The correct way to explain it would be that, in a healthy OLTP system, there will ALWAYS be a waiting queue for resources, and it is the individual high wait times for each resource wait that indicates a bottleneck, whether it is I/O, Memory, Disk, Network etc.
So, the higher percentage of Resource Waits, as compared to the Signal Waits, is indication of a healthy OLTP SQL Server. However, if the percentage is much higher on the Signal waits, then we know we the bottleneck is the CPU processors themselves. It could indicate that there are too few cores, to keep up with a given workload.
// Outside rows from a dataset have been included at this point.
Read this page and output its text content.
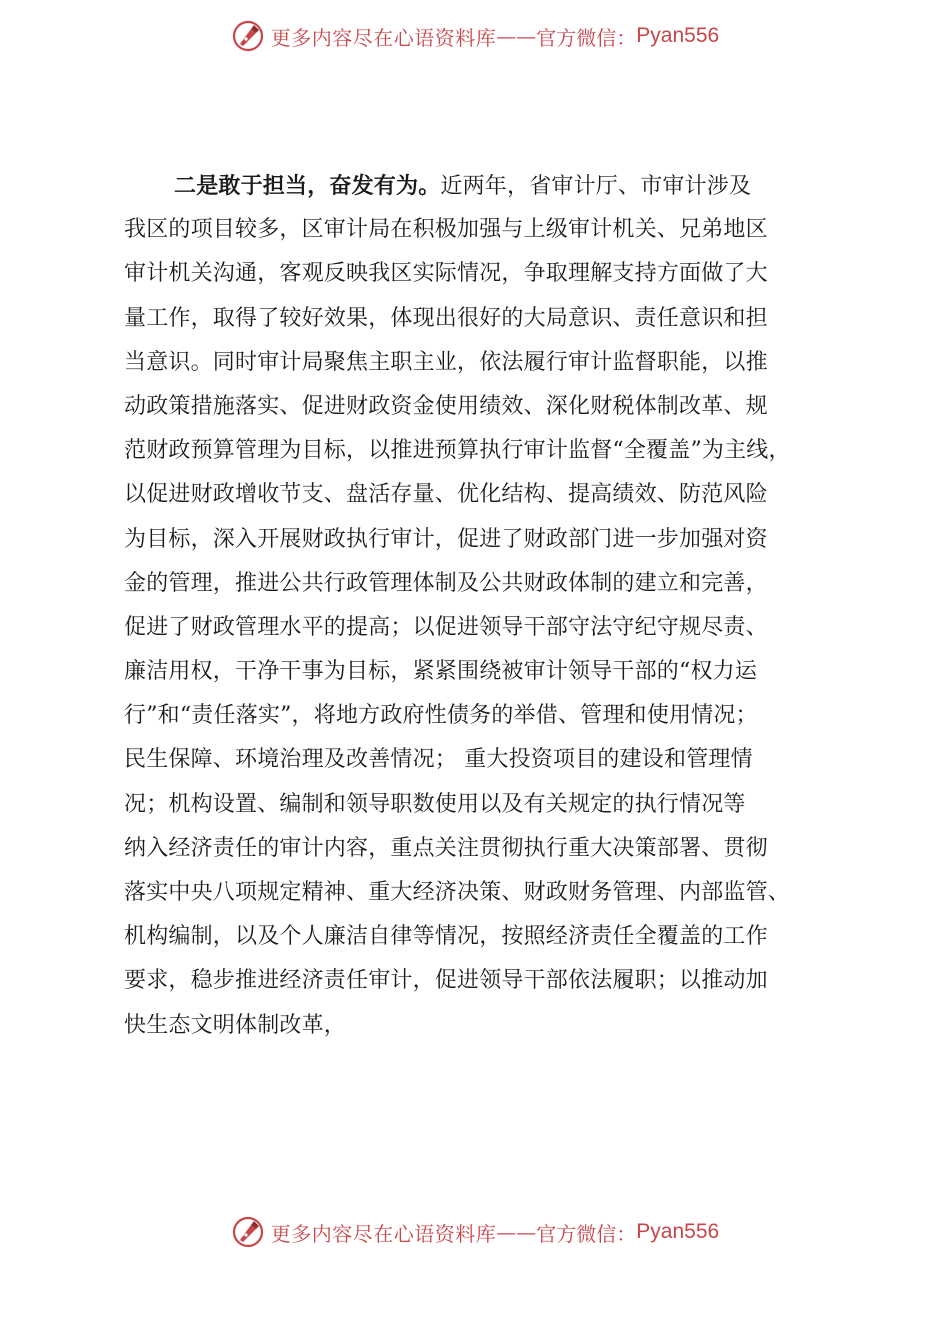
更多内容尽在心语资料库 —— 官方微信： Pyan556
二是敢于担当，奋发有为。近两年，省审计厅、市审计涉及
我区的项目较多，区审计局在积极加强与上级审计机关、兄弟地区
审计机关沟通，客观反映我区实际情况，争取理解支持方面做了大
量工作，取得了较好效果，体现出很好的大局意识、责任意识和担
当意识。同时审计局聚焦主职主业，依法履行审计监督职能，以推
动政策措施落实、促进财政资金使用绩效、深化财税体制改革、规
范财政预算管理为目标，以推进预算执行审计监督“全覆盖”为主线，
以促进财政增收节支、盘活存量、优化结构、提高绩效、防范风险
为目标，深入开展财政执行审计，促进了财政部门进一步加强对资
金的管理，推进公共行政管理体制及公共财政体制的建立和完善，
促进了财政管理水平的提高；以促进领导干部守法守纪守规尽责、
廉洁用权，干净干事为目标，紧紧围绕被审计领导干部的“权力运
行”和“责任落实”，将地方政府性债务的举借、管理和使用情况；
民生保障、环境治理及改善情况； 重大投资项目的建设和管理情
况；机构设置、编制和领导职数使用以及有关规定的执行情况等
纳入经济责任的审计内容，重点关注贯彻执行重大决策部署、贯彻
落实中央八项规定精神、重大经济决策、财政财务管理、内部监管、
机构编制，以及个人廉洁自律等情况，按照经济责任全覆盖的工作
要求，稳步推进经济责任审计，促进领导干部依法履职；以推动加
快生态文明体制改革，
更多内容尽在心语资料库 —— 官方微信： Pyan556
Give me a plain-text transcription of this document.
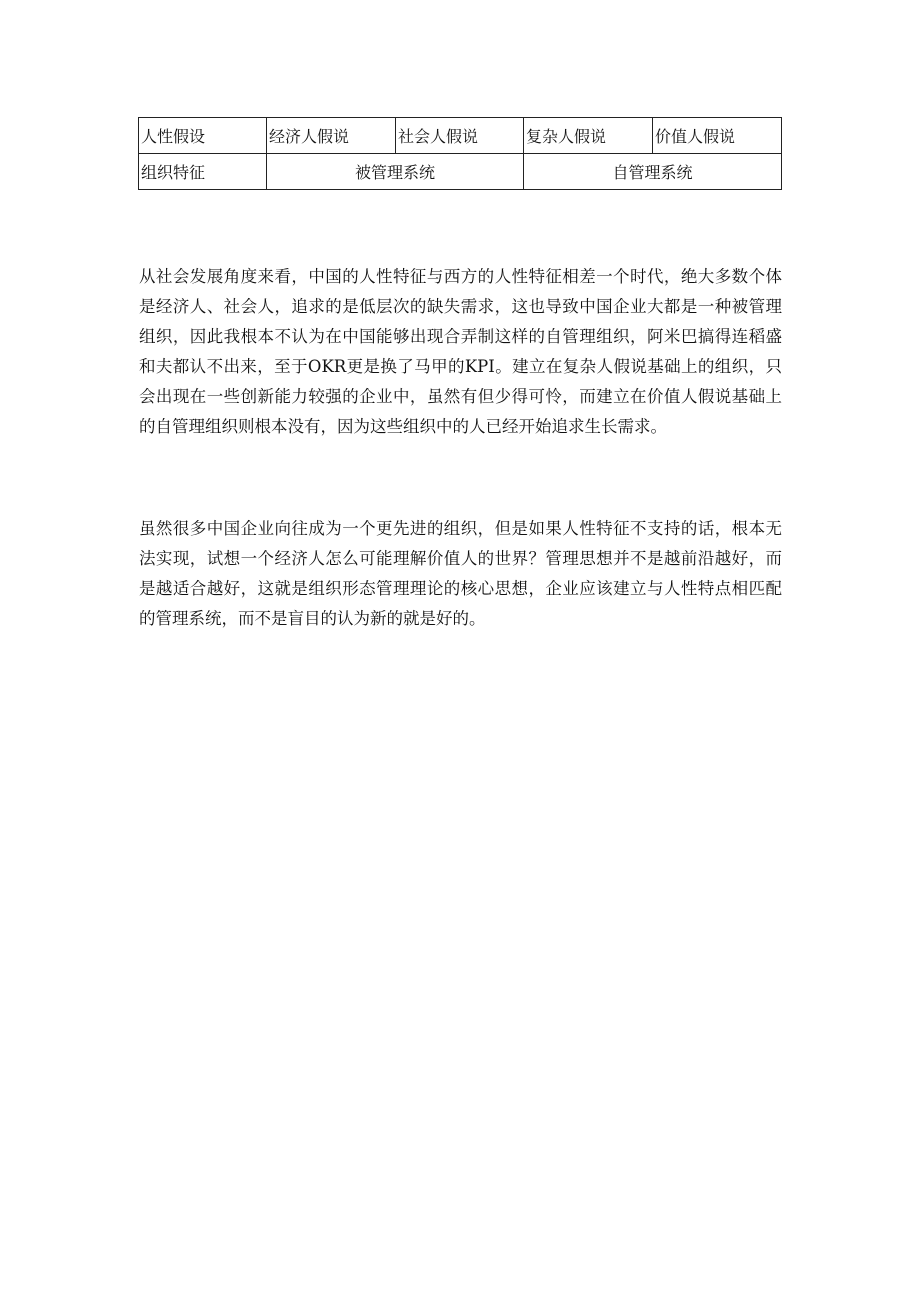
人性假设	经济人假说	社会人假说	复杂人假说	价值人假说
组织特征	被管理系统		自管理系统	

从社会发展角度来看，中国的人性特征与西方的人性特征相差一个时代，绝大多数个体是经济人、社会人，追求的是低层次的缺失需求，这也导致中国企业大都是一种被管理组织，因此我根本不认为在中国能够出现合弄制这样的自管理组织，阿米巴搞得连稻盛和夫都认不出来，至于OKR更是换了马甲的KPI。建立在复杂人假说基础上的组织，只会出现在一些创新能力较强的企业中，虽然有但少得可怜，而建立在价值人假说基础上的自管理组织则根本没有，因为这些组织中的人已经开始追求生长需求。

虽然很多中国企业向往成为一个更先进的组织，但是如果人性特征不支持的话，根本无法实现，试想一个经济人怎么可能理解价值人的世界？管理思想并不是越前沿越好，而是越适合越好，这就是组织形态管理理论的核心思想，企业应该建立与人性特点相匹配的管理系统，而不是盲目的认为新的就是好的。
At this point, we must consider more or faster CPU’s to keep up with the requests. We also can take a look at our indexing strategy to avoid unneeded sorts, order and group bys’ in our queries. We also want to reduce the number of excessive joins and compilations that force the query to utilize more cpu.
So, in sum, to understand the output of this simple query (shown below), we want to see more resource waits than signal waits. It is ALL the resource waits vs. signal waits.
To understand how resource waits indicate a contention issue, we must go further to understand where the issue lies, and how long and why it’s waiting on the particular resource.
Here is the script, I used for reference in my demo
--Signal Waits vs. Resource Waits.
,'%signal waits' = cast(100.0 * sum(signal_wait_time_ms) / sum (wait_time_ms) as numeric(20,2))
,resourceWaitTimeMs=sum(wait_time_ms - signal_wait_time_ms)
,'%resource waits'= cast(100.0 * sum(wait_time_ms - signal_wait_time_ms) / sum (wait_time_ms) as numeric(20,2))
----------------------------------------------------------- End Script
Final note. Tom and I both agree that using the Waits & Queues methodology (also more specifically known as Wait Time Analysis) is the surefire way to go when troubleshooting slow performance issues.
This I made clear in my presentation, and offered many ways to demonstrate this.